SSA is suggested by imitating the search behaviour of the sparrow and anti-hunting group. This algorithm has fewer parameters, a more robust search capacity, and faster performance. The main stages of SSA can be explained as follows:

Step 1 Create and initialize the solution. At this stage, the population size, maximum number of replicates, producer ratio (PD), and the ratio of sparrows in intensive care (PV) are all determined. The initial position of the sparrow population is shown in Eq. (2). They are produced randomly.

$$X=\left[\begin{array}{ccccc}{x}_{\mathrm{1,1}}& {x}_{\mathrm{1,2}}& \cdots & \cdots & {x}_{1,d}\\ {x}_{\mathrm{2,1}}& {x}_{\mathrm{2,2}}& \cdots & \cdots & {x}_{2,d}\\ \vdots & \vdots & \vdots & \vdots & \vdots \\ {x}_{n,1}& {x}_{n,2}& \cdots & \cdots & {x}_{n,d}\end{array}\right]$$
(2)

The number of sparrows in Eq. (2) is n, and the dimension of choice variables is d. Each person's suitability for the following procedure is determined using Eq. (3). In Eq. (3), n defines the number of sparrows, and the value of each row in FX represents each person's fit.

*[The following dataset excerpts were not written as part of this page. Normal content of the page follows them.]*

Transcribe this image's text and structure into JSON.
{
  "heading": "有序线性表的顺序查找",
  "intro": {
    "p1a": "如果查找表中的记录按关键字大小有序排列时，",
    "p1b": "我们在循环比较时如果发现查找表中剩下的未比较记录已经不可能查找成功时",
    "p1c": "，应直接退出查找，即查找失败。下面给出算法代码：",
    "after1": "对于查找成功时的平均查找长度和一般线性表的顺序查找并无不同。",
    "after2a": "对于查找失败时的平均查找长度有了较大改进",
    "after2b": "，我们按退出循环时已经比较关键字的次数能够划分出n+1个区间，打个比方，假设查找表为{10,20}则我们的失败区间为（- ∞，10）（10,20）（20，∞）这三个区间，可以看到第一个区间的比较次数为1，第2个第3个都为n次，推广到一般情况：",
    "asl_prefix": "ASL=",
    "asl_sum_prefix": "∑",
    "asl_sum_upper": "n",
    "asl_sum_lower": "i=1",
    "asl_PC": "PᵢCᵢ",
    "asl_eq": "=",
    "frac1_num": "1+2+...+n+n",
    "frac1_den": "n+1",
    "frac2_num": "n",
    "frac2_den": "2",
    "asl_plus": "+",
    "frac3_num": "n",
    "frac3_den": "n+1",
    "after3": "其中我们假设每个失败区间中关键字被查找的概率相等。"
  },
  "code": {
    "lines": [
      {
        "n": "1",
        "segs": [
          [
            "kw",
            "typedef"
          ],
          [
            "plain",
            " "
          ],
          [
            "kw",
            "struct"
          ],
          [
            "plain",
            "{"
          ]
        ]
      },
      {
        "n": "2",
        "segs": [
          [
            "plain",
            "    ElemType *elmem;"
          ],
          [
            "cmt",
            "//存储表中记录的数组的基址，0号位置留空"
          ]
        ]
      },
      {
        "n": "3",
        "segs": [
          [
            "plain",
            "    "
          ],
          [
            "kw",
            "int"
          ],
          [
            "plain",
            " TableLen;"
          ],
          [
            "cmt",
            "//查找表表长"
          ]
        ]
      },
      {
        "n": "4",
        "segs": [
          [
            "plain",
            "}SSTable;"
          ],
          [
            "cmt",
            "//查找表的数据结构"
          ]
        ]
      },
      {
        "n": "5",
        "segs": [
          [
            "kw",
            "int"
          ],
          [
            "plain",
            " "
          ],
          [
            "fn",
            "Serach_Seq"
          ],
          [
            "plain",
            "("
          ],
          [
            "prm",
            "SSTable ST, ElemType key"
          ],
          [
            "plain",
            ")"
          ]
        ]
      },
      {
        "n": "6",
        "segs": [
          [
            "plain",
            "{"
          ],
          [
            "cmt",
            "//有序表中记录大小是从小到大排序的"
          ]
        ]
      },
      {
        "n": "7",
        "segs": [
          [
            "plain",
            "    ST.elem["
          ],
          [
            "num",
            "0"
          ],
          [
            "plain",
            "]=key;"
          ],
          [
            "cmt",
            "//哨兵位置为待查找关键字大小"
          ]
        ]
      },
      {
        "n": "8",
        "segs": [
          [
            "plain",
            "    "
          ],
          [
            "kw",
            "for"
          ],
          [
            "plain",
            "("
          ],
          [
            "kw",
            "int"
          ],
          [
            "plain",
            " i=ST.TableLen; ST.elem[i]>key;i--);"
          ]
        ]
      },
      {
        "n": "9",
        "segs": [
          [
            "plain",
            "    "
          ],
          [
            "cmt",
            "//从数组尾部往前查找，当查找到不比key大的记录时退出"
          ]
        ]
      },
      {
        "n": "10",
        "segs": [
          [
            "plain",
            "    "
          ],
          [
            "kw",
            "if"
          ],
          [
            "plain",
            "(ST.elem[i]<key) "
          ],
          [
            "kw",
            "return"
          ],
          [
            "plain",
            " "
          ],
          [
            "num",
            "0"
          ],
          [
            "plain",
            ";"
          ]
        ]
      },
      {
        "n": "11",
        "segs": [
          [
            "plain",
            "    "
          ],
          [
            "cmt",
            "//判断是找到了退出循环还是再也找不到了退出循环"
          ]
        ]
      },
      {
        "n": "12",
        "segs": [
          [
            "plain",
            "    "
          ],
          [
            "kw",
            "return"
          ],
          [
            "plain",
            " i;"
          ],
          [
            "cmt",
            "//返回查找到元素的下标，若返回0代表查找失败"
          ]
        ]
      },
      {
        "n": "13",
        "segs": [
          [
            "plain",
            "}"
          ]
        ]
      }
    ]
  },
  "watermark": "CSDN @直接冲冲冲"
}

$${F}_{X}=\left[\begin{array}{ccccc}{f[x}_{\mathrm{1,1}}& {x}_{\mathrm{1,2}}& \cdots & \cdots & {x}_{1,d}]\\ f[{x}_{\mathrm{2,1}}& {x}_{\mathrm{2,2}}& \cdots & \cdots & {x}_{2,d}]\\ \vdots & \vdots & \vdots & \vdots & \vdots \\ f[{x}_{n,1}& {x}_{n,2}& \cdots & \cdots & {x}_{n,d}]\end{array}\right]$$
(3)

Step 2 In the SSA, producers with higher fitness values are given preference over those who produce cuisine. Because producers are in charge of finding cuisine and directing the entire population's movement, producers can search for cuisine in a broader range compared to the position of the explorers. According to steps (1) and (2), during each iteration, the manufacturers update their status with Eq. (4).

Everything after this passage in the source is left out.